This column originally appeared on Real Money Pro at 7:39 a.m. EST on Nov. 27.NEW YORK ( Real Money) -- Sometimes the markets are not out of whack. Sometimes the markets are efficient and represent where prices should be. Perhaps one of those times is now. Following the strong price rise of the major indices last week, the S&P 500 closed on Monday at 1402 -- or within 1% of my fair market value calculation and where I expected the markets to close on Dec. 31, 2012. The time to press on the long side has likely passed (that was a week ago); the time to press on the short side passed us months ago (in mid-October). Fears of fiscal, economic, political, geopolitical and tax cliffs are still somewhat overblown, but fears of an earnings cliff are not overblown. It is the tug of war between those cliffs that defines the current market equilibrium. As I have previously written, though Mr. Market appears fairly priced, there are always pockets of overvaluation and undervaluation. That is why a balanced exposure is probably appropriate for now. Accordingly, I am currently positioned market-neutral, with about 35% long and 35% short exposure, in a real nowhere market.
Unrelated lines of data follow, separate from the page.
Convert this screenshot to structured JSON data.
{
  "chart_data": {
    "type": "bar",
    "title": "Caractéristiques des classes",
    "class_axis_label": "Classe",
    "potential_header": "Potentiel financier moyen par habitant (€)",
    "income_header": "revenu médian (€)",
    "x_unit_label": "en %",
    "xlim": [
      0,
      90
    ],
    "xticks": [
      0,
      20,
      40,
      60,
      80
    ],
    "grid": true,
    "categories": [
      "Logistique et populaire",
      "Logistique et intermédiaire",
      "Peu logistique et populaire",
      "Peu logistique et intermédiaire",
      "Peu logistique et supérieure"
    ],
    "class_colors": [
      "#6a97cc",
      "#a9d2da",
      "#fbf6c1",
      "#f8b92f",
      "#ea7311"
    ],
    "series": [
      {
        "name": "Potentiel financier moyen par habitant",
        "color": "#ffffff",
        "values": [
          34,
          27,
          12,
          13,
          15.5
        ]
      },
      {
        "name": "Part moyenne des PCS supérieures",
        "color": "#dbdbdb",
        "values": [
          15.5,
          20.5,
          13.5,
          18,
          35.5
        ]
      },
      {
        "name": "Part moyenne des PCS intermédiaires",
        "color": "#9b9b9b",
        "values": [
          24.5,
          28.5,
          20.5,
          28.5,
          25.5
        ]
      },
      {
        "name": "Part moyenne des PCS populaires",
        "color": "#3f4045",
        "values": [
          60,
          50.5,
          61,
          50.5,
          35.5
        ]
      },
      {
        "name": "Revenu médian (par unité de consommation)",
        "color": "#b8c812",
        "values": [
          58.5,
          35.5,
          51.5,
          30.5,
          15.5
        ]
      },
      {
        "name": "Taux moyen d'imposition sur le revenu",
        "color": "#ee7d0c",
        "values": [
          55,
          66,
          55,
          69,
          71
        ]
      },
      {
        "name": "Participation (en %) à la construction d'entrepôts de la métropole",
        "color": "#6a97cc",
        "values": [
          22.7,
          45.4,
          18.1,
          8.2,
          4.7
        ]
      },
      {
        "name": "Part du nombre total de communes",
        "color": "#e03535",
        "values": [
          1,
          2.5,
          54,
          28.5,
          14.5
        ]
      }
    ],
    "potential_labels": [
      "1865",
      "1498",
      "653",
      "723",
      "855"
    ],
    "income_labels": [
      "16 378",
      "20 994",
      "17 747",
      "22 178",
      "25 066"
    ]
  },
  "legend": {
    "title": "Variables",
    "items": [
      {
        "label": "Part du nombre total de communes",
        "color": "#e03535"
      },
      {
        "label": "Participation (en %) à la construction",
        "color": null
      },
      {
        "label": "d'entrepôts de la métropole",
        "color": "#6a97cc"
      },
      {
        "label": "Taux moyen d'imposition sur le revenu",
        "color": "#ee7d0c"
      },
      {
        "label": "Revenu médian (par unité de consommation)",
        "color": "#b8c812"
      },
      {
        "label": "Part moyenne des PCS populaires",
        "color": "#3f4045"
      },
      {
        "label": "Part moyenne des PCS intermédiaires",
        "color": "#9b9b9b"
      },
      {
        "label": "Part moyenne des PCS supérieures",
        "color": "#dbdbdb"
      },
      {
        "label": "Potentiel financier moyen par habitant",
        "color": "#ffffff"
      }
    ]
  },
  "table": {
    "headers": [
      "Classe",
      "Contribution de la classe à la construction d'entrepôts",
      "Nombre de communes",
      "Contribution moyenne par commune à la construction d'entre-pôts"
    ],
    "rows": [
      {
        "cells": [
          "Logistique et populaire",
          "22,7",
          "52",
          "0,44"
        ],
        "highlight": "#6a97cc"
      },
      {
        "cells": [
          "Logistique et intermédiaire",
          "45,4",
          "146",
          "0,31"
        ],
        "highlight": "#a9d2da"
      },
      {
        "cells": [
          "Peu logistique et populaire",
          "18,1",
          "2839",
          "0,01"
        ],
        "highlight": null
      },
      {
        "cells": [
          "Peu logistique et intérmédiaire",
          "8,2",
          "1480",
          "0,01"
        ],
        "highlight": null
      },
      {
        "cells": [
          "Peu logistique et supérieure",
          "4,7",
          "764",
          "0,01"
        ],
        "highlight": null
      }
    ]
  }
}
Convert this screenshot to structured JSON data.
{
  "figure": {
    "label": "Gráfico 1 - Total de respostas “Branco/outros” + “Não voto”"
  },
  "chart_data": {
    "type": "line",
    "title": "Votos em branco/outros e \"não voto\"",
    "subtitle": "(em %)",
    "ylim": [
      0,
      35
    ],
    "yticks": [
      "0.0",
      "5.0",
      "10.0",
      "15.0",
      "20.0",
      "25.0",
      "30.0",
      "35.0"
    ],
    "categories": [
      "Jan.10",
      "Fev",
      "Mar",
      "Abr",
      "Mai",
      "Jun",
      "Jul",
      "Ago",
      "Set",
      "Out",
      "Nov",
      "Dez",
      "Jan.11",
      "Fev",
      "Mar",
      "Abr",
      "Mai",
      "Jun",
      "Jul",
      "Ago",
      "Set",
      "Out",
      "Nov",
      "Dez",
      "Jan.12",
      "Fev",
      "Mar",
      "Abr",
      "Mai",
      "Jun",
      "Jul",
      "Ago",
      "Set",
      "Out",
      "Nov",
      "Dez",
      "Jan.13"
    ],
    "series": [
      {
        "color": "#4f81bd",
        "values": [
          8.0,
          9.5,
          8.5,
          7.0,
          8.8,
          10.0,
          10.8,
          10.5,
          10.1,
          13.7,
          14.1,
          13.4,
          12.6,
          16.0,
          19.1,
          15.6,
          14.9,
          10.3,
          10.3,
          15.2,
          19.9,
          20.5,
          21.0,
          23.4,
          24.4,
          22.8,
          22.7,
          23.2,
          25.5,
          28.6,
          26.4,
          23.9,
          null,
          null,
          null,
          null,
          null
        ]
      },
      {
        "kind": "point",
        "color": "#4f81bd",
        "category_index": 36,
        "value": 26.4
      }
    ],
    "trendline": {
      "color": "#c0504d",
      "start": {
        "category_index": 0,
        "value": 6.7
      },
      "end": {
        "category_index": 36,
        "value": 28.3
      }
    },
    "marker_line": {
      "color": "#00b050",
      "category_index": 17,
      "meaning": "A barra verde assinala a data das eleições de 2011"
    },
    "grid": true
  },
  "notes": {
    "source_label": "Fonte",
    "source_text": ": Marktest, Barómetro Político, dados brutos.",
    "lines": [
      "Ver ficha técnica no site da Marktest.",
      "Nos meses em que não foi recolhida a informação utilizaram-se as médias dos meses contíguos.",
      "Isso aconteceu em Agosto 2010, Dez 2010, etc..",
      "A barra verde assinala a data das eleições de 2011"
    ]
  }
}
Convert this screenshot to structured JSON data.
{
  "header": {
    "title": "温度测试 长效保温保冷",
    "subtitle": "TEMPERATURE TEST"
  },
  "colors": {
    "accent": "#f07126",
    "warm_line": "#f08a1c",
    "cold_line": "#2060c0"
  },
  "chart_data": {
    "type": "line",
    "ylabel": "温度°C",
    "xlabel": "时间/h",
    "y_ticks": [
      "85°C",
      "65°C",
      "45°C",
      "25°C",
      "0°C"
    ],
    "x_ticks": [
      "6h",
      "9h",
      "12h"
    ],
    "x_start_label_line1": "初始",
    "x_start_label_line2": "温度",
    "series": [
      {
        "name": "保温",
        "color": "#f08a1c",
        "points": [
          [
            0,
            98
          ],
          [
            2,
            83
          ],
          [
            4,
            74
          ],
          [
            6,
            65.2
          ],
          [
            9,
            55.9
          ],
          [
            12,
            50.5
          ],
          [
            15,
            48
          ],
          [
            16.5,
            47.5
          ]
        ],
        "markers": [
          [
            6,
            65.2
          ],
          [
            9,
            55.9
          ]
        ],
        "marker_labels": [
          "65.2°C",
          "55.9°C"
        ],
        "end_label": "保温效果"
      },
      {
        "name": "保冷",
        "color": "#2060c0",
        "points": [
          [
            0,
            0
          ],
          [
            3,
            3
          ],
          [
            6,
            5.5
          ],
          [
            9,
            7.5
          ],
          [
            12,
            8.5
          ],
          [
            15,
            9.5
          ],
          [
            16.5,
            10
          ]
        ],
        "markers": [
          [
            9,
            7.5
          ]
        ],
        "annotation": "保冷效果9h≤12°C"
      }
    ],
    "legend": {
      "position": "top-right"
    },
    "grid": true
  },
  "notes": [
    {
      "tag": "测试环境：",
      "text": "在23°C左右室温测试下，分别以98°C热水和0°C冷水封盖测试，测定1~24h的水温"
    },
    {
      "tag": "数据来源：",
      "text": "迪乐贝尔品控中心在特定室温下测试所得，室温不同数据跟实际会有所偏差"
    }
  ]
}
- Markets are fairly priced now.
- I expect the S&P 500's year-end close to be around 1415 (plus or minus).
- This is not time to adopt a variant view nor is it time to have an outsized long or short exposure.
- Leave the hyperbole (and extreme views) to the media, the perma-bulls and the perma-bears.
- This is still a great time to trade, not a time (for now) to emphasize investing (unless your time frame is longer than most market participants.